Red flag 4: They have no opinion on streaming. A developer working with modern Next.js should know about <Suspense> boundaries and how they affect time to first byte.
Red flag 5: They cannot explain the difference between a Route Handler and a Server Action and when to use each.
Section 8: What a Good Technical Assessment Looks Like
Rather than whiteboard problems, give candidates a small real-world task:
Task brief (take-home, 3 to 4 hours):
Build a product listing page using the Next.js App Router that:
- Fetches products from a mock API at build time with ISR (revalidate every 60 seconds)
- Has a client-side search filter that does not trigger a server round trip
- Includes a "Add to Wishlist" Server Action that saves to a local JSON file or in-memory store
- Has a middleware that logs each request to the console only in development mode
- Has at least one route on the Edge runtime
This task reveals everything. You see their folder structure, their understanding of the client/server boundary, their cache strategy, and how they think about the Edge runtime.
Final Thoughts
The difference between a developer who knows Next.js and one who truly understands the modern stack is not about years of experience. It is about whether they have shipped real features using the App Router, wrestled with caching bugs, optimized Server Component boundaries, and deployed something to the edge.

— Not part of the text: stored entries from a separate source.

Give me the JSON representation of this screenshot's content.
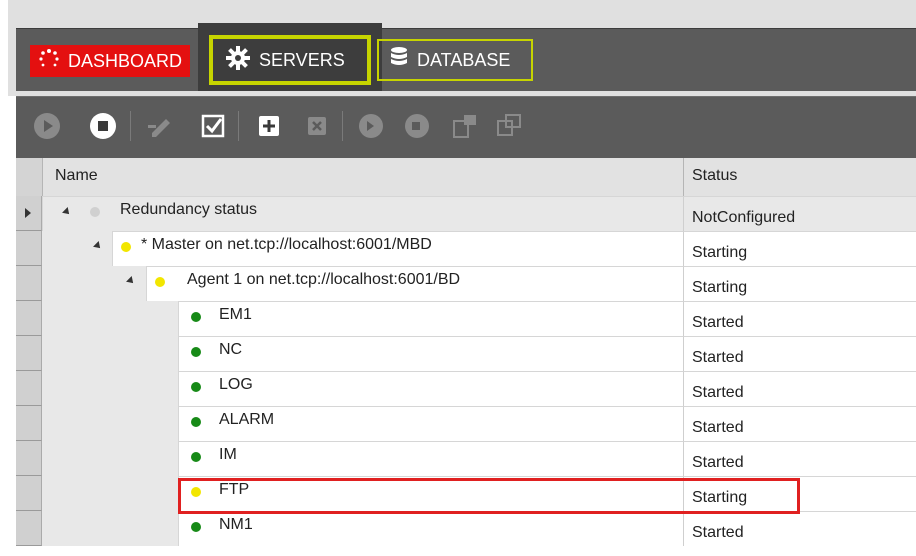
{
  "tabs": {
    "dashboard": {
      "label": "DASHBOARD",
      "icon": "spinner-icon",
      "color": "#e41010"
    },
    "servers": {
      "label": "SERVERS",
      "icon": "gear-icon",
      "active": true,
      "accent": "#c6d400"
    },
    "database": {
      "label": "DATABASE",
      "icon": "database-icon"
    }
  },
  "toolbar": {
    "icons": [
      "play-icon",
      "stop-icon",
      "edit-icon",
      "checkbox-icon",
      "add-icon",
      "remove-icon",
      "play-r-icon",
      "stop-r-icon",
      "export-icon",
      "window-icon"
    ]
  },
  "grid": {
    "columns": {
      "name": "Name",
      "status": "Status"
    },
    "rows": [
      {
        "name": "Redundancy status",
        "status": "NotConfigured",
        "dot": "#d0d0d0"
      },
      {
        "name": "* Master on net.tcp://localhost:6001/MBD",
        "status": "Starting",
        "dot": "#f2e600"
      },
      {
        "name": "Agent 1 on net.tcp://localhost:6001/BD",
        "status": "Starting",
        "dot": "#f2e600"
      },
      {
        "name": "EM1",
        "status": "Started",
        "dot": "#178a17"
      },
      {
        "name": "NC",
        "status": "Started",
        "dot": "#178a17"
      },
      {
        "name": "LOG",
        "status": "Started",
        "dot": "#178a17"
      },
      {
        "name": "ALARM",
        "status": "Started",
        "dot": "#178a17"
      },
      {
        "name": "IM",
        "status": "Started",
        "dot": "#178a17"
      },
      {
        "name": "FTP",
        "status": "Starting",
        "dot": "#f2e600"
      },
      {
        "name": "NM1",
        "status": "Started",
        "dot": "#178a17"
      }
    ]
  }
}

Your hiring process should reflect that reality. Ask about tradeoffs, not just syntax. Ask about production problems, not just toy examples. Ask them to write code that reveals their mental model of the server/client boundary.
When you hire developers with this level of fluency, your Next.js application becomes faster, cheaper to run, and far easier to scale. When you do not, you end up with a codebase that looks like it uses the App Router but behaves like the Pages Router in disguise.